Craft beer is made in the traditional, non-mechanized way in a small brewery and is twice as strong compared to regular beers.

According to the Craft Beer Association of the Philippines (CBAP), an organization that aims to promote local and independent breweries and craft beers in the country, the birth of homebrewers in the Philippines started in 2010. It was five years later that the number significantly grew as 15 breweries opened the same year, along with the establishment of CBAP.

A craft beer experience is always new, depending on the place, as local breweries add not just a twist and special ingredients into the mix, but demonstrate dedication to the craft. Now, it’s all about preferences, especially if local breweries offer some 200 variants.

 

CRAFT beer is twice as strong compared to regular beers. 
PHOTOGRAPH COURTESY OF UNSPLASH/MERITT THOMAS

As of 2019, CBAP signed over 60 local breweries nationwide with over 200+ diverse craft beer flavors in the Philippines. Beer is typically made of water, hops, grains and yeast, yet there are provinces in the country that offer organic, high-quality and unique ingredients in their local craft beers including salabat, rice, sticky rice and endemic fruits.

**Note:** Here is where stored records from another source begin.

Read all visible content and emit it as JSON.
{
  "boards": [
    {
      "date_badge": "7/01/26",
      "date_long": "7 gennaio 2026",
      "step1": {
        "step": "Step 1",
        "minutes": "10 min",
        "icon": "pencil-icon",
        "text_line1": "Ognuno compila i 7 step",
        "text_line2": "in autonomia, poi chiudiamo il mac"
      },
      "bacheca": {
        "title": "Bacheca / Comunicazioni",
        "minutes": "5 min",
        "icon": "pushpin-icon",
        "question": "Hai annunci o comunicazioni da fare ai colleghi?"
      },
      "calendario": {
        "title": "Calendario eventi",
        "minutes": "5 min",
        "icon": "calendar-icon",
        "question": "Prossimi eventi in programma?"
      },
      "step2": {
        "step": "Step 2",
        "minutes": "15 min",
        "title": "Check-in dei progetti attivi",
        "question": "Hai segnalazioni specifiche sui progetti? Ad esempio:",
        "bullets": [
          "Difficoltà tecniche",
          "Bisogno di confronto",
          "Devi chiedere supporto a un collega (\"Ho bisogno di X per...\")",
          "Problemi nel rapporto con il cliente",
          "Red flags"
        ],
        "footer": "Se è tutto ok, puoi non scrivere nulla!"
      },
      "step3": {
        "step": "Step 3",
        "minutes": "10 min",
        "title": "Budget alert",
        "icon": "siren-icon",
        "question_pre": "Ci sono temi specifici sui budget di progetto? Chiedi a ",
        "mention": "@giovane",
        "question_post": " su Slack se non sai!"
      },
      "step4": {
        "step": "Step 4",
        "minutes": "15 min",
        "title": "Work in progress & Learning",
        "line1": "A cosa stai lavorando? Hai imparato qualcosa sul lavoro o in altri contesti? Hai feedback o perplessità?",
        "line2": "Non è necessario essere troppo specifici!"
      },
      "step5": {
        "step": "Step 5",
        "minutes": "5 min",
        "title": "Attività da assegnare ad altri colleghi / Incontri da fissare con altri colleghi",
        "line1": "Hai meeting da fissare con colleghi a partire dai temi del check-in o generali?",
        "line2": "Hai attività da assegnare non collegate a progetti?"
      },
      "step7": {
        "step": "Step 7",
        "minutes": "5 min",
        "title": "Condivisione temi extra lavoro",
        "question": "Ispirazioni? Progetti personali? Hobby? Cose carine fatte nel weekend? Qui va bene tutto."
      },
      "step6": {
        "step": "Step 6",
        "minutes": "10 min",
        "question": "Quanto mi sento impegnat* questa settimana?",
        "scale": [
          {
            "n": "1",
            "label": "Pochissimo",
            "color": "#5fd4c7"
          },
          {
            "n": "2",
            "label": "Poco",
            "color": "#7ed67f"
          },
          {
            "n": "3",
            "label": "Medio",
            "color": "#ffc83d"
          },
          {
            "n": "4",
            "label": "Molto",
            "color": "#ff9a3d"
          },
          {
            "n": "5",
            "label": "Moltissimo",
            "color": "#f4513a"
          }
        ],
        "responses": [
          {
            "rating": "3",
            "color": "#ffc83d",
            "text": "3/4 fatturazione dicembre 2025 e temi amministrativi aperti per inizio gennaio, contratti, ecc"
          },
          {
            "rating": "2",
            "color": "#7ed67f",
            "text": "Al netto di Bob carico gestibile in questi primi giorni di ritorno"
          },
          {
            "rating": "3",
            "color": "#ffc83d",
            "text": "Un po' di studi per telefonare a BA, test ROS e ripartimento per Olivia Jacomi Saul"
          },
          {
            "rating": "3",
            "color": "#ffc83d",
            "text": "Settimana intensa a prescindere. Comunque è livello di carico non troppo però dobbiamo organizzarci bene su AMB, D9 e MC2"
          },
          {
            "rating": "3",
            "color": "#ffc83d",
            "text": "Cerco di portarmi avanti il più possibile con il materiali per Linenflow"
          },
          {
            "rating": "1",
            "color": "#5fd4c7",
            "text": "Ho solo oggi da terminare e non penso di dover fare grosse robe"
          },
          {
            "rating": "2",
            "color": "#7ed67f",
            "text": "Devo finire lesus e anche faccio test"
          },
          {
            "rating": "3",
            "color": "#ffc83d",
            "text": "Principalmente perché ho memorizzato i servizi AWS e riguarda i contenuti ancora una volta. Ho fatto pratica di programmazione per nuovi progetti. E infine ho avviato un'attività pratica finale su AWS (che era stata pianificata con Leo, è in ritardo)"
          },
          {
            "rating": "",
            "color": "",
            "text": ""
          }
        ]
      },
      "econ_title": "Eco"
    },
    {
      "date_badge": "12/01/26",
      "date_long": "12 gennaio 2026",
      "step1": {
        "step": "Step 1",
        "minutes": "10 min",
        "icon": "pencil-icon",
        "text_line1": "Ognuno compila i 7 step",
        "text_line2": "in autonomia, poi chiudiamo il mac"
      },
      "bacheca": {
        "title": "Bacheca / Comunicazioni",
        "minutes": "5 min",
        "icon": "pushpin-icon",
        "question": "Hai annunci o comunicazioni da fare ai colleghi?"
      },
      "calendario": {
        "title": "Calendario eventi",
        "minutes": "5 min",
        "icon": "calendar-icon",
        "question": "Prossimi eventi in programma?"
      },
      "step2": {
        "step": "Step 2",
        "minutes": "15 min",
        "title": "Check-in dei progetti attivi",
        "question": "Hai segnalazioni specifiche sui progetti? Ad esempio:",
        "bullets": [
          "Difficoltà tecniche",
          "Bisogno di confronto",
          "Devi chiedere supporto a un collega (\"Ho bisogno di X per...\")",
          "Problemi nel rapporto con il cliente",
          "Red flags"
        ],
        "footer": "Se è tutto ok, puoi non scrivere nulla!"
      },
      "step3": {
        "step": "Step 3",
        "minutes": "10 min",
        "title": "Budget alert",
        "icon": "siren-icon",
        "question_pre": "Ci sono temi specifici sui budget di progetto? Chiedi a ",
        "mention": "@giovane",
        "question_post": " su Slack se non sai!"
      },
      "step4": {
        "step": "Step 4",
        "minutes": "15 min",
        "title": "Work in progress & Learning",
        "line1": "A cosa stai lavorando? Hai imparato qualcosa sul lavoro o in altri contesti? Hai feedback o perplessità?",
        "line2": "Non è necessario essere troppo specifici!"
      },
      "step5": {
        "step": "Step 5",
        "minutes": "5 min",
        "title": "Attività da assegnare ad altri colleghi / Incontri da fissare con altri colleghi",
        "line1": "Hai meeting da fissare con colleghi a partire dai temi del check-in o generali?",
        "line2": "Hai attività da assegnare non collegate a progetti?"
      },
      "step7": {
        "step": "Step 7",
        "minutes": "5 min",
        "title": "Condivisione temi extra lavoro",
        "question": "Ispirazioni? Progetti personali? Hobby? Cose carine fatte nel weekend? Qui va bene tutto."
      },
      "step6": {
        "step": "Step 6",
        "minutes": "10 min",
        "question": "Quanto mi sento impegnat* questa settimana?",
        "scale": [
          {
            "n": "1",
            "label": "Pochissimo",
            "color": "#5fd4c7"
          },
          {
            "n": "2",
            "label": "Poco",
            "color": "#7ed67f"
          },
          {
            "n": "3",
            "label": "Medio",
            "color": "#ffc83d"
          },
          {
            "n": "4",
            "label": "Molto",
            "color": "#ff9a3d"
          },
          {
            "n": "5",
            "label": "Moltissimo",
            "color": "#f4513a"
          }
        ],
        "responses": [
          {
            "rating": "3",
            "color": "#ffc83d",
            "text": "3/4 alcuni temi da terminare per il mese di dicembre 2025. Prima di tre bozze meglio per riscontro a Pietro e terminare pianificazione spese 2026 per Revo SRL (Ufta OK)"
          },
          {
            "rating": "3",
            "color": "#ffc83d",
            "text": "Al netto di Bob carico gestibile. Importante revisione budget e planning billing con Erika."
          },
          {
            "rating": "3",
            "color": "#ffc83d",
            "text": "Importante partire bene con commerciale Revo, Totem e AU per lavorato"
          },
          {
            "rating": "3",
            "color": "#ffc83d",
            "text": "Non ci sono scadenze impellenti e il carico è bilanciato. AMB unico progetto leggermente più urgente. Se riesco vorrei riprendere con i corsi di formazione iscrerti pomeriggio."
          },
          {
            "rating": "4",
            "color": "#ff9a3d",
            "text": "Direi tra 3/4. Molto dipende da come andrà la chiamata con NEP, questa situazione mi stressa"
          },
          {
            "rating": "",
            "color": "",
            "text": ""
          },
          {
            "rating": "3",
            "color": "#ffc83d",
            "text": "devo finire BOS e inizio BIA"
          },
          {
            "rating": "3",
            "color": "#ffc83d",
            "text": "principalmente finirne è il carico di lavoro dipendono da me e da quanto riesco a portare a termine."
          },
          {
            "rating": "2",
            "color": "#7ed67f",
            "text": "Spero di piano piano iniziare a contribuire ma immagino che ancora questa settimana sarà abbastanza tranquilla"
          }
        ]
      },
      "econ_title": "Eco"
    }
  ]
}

Throughout the metro are craft beer outlets in the corners of Taguig and Poblacion, Makati, to name a few.

Beer originated from the culture of the old Vikings and the Catholic Church and is considered to be the “world’s oldest drink.” It is also the most widely consumed by people.

According to ethnologist emerita Wigdis Espeland at the University of Bergen’s Department of Archaeology, History, Cultural Studies and Religion in an article on uib.no, there are traces of beer production much older than wine production — and, as usual, is made for festive occasions such as the winter solstices and funerals.

In unprecedented times, sometimes all it takes is the fizz and sizzle of one cold and delicious beer that can get people through their days.